Creating customizable Excel reports using XlsxWriter

While creating an Excel file from a Pandas DataFrame is super easy, you cannot easily customize it. In this recipe, you will learn how to use the XlsxWriter Python library to create a highly customizable report in Excel.

How to do it…

  1. First, import the Python libraries that you need:
    from pymongo import MongoClient
    import pandas as pd
    from time import strftime
  2. Next, create a connection to MongoDB, and specify the accidents collection:
    client = MongoClient('localhost', 27017)
    db = client.pythonbicookbook
    collection = db.accidents
  3. Once you have created the connection, run a query to retrieve the first 1000 records in which an accident happened on a Friday:
    data = collection.find({"Day_of_Week": 6}).limit(1000)
  4. Next, define the name of the report and where it should be saved to, and set up the Excel workbook:
    report_file_name = "accident_data_report_{}.xlsx".format(strftime("%m_%d_%y"))
    report_file = PATH_TO_FILE + "/" + report_file_name
    accident_report = xlsxwriter.Workbook(report_file, {'constant_memory': True,
                                                        'default_date_format': 'mm/dd/yy'})
  5. After that, add some formats to the Excel file:
    xl_header_format = accident_report.add_format()
    xl_header_format.set_bold()
    xl_missing_format = accident_report.add_format()
    xl_missing_format.set_bg_color('red')
  6. Next, create the iterators that we'll need to loop through the data:
    e_row = 0
    e_col = 0
  7. After that, create a worksheet to be added to the notebook:
    worksheet = accident_report.add_worksheet('Accidents')
  8. Next, get the keys from the collection to use as the header of the file:
    headers = []
    doc = collection.find_one()
    for key in doc:
        headers.append(key)
  9. Now, delete the _id column:
    headers.remove('_id')
  10. Add the sheet header:
    i = 0
    for header in headers:
        worksheet.write(e_row, e_col + i, headers[i], xl_header_format)
        i += 1
  11. Next, add one row so that when we start adding the data we start at the next row in the spreadsheet:
    e_row += 1
  12. Now add the data to the workbook:
    for doc in data:
        e_col = 0
        for value in headers:
            worksheet.write(e_row, e_col, doc[value])
            e_col += 1
        e_row += 1
  13. Finally, close the file:
    accident_report.close()

How it works…

The first thing that we need to do is import all the Python libraries that we need. In this recipe, we're retrieving the accident data from MongoDB that we imported in Chapter 2, Making Your Data All It Can Be:

from pymongo import MongoClient
from time import strftime
import xlsxwriter

In order to retrieve data from MongoDB, we need to create a connection, specify the database holding the data that we want, and specify the collection that we want to query against:

client = MongoClient('localhost', 27017)
db = client.pythonbicookbook
collection = db.accidents

With the connection created, we run a query to retrieve the first 1000 records where an accident happened on a Friday. You can easily increase this limit if you like. I've limited it to 1000 records for this recipe in order to keep the code short:

data = collection.find({"Day_of_Week": 6}).limit(1000)

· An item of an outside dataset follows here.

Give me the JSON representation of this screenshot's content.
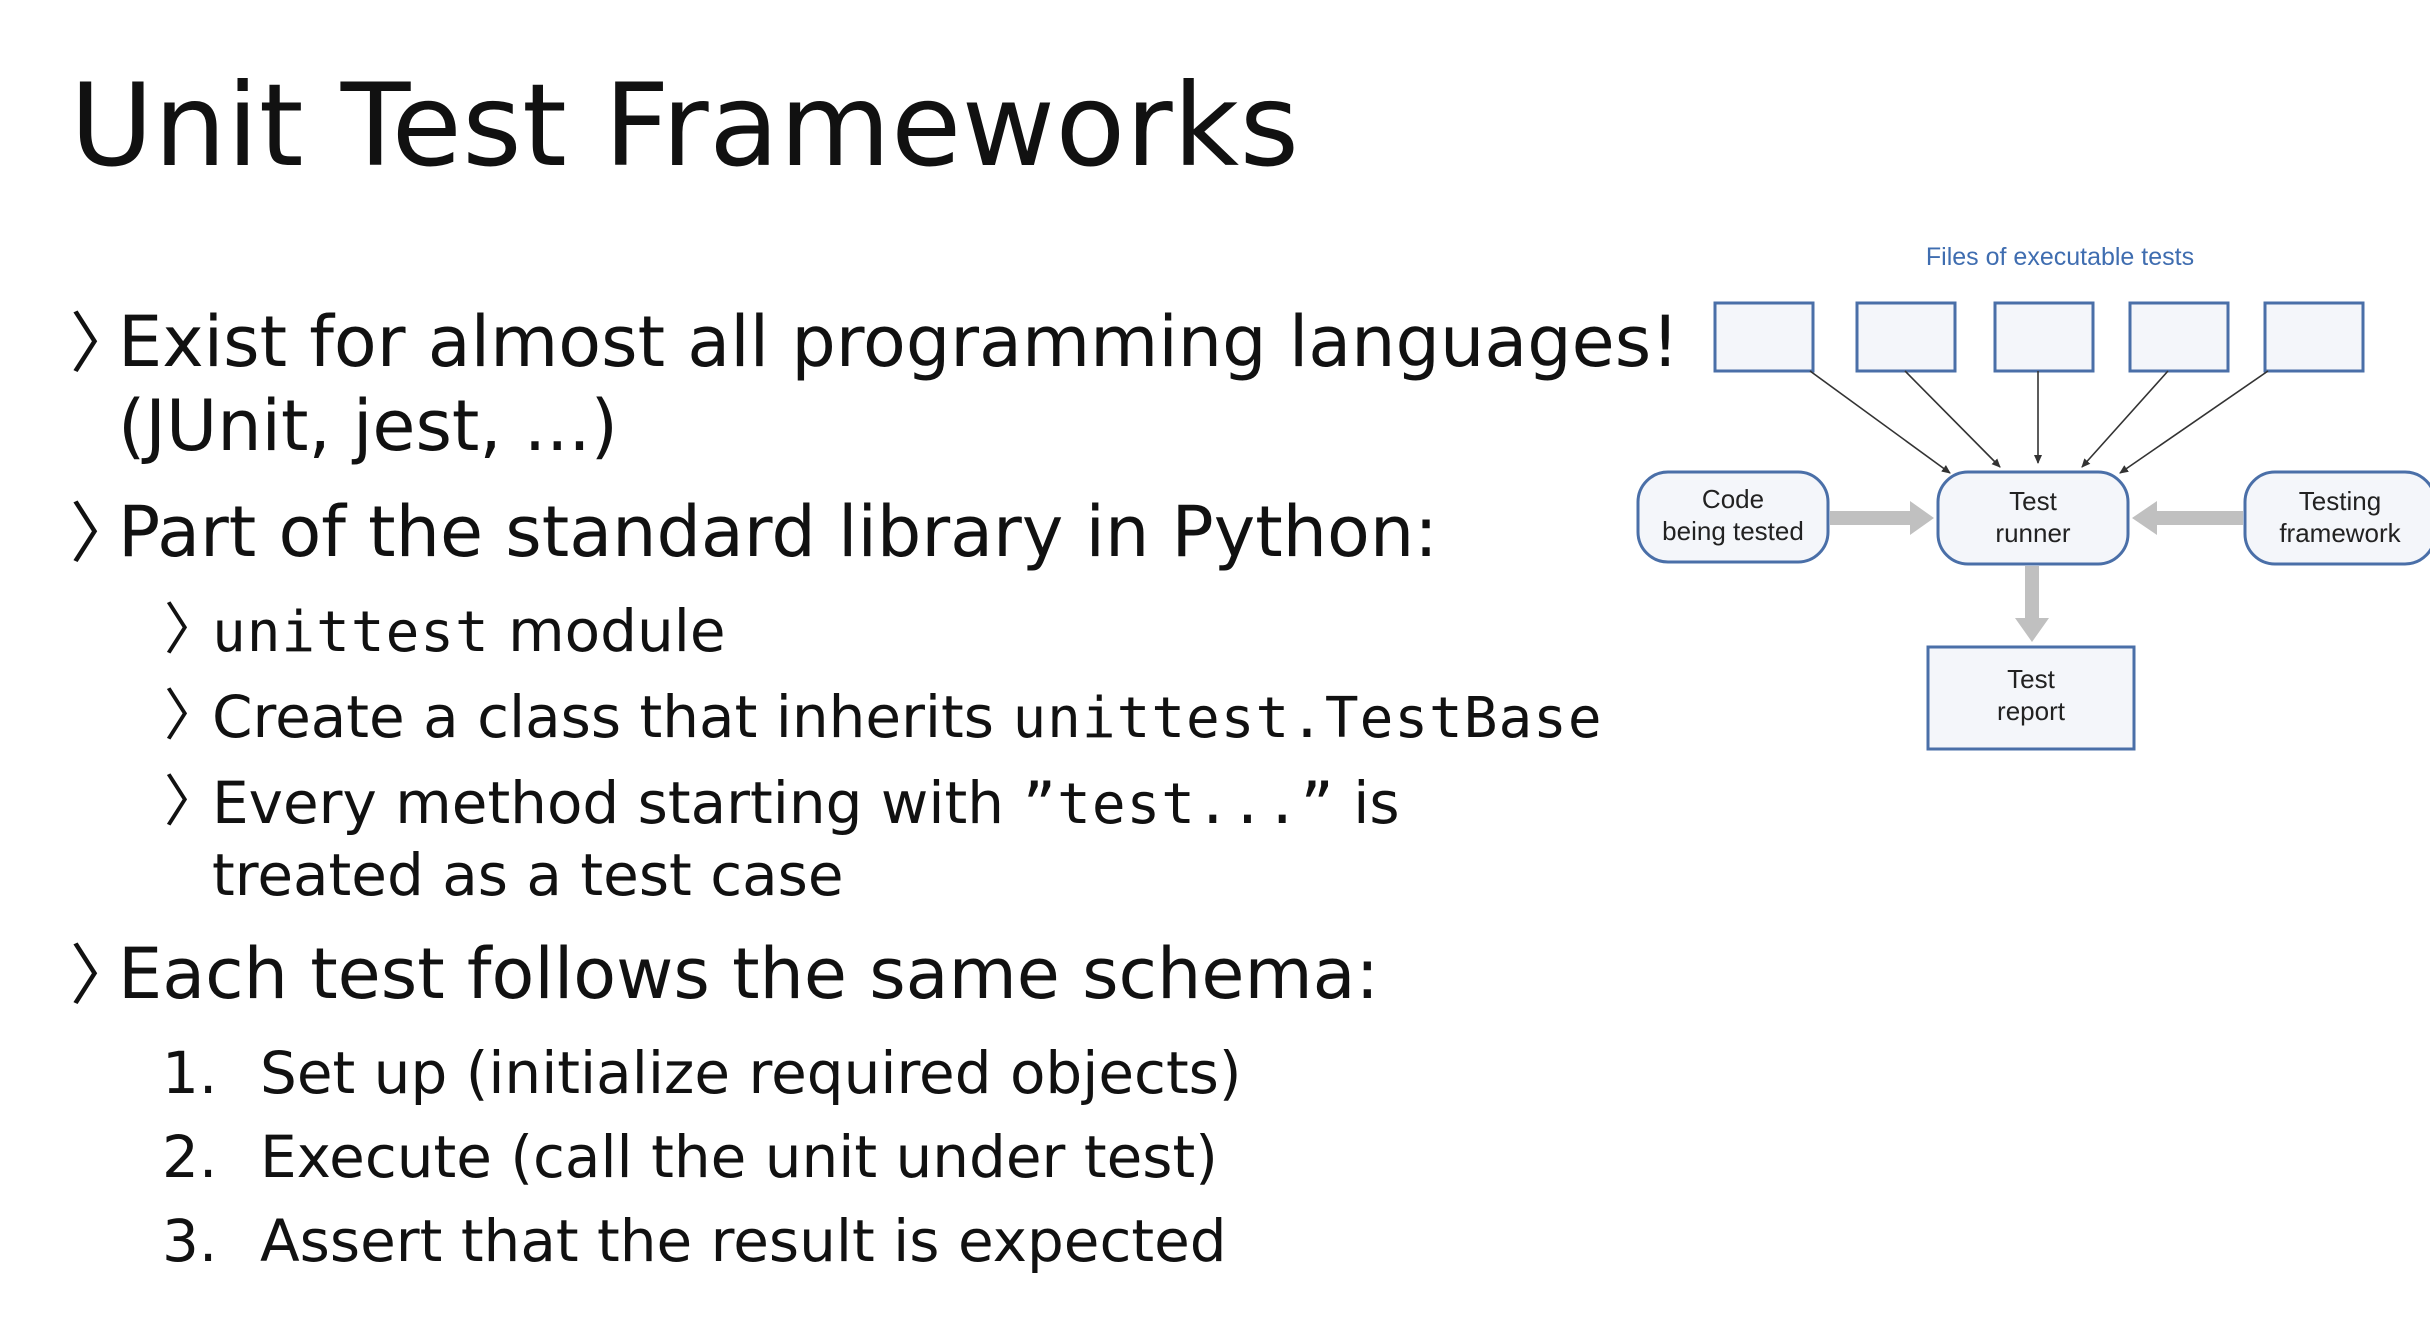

The next thing we need to do is set up our Excel workbook. To do that, we use the Workbook function of the XlsxWriter library, and pass it the full path to the file. In addition, we set the constant_memory parameter to True so that our computer doesn't run out of memory. We also set the default date format:

report_file_name = "accident_data_report_{}.xlsx".format(strftime("%m_%d_%y"))
report_file = PATH_TO_FILE + "/" + report_file_name
accident_report = xlsxwriter.Workbook(report_file,
                  {'constant_memory': True,'default_date_format': 'mm/dd/yy'})

Customization of the Excel file is done using formatting. You can create as many formats as you want for everything from bold to italic to font colors and more. To do that, we create a new variable for our format, and use the add_format() method of XlsxWriter to add it to the workbook. There are a number of shortcuts for some formats, one of which we use here—set_bold(). The second one that we create, if used, sets the background color of a cell to red:

xl_header_format = accident_report.add_format()
xl_header_format.set_bold()
xl_missing_format = accident_report.add_format()
xl_missing_format.set_bg_color('red')

In order to specify the cell we want to put the data into, we create a variable that will keep track of the row and column positions for us:

e_row = 0
e_col = 0

Once our workbook is set up, we need to add a worksheet. We do that by using the add_worksheet function and specifying a name for it. If you don't specify a name, it'll be called Sheet 1 as Excel tends to do:

worksheet = accident_report.add_worksheet('Accidents')

To create the header, we retrieve a single record from the collection in MongoDB and loop through it to get the keys, putting them into the headers array. Doing it this way makes the code dynamic and highly reusable:

headers = []
doc = collection.find_one()
for key in doc:
    headers.append(key)

As in the previous recipe, we need to delete the _id column because we cannot write it to the Excel file. We do that by simply removing the value from our headers array:

headers.remove('_id')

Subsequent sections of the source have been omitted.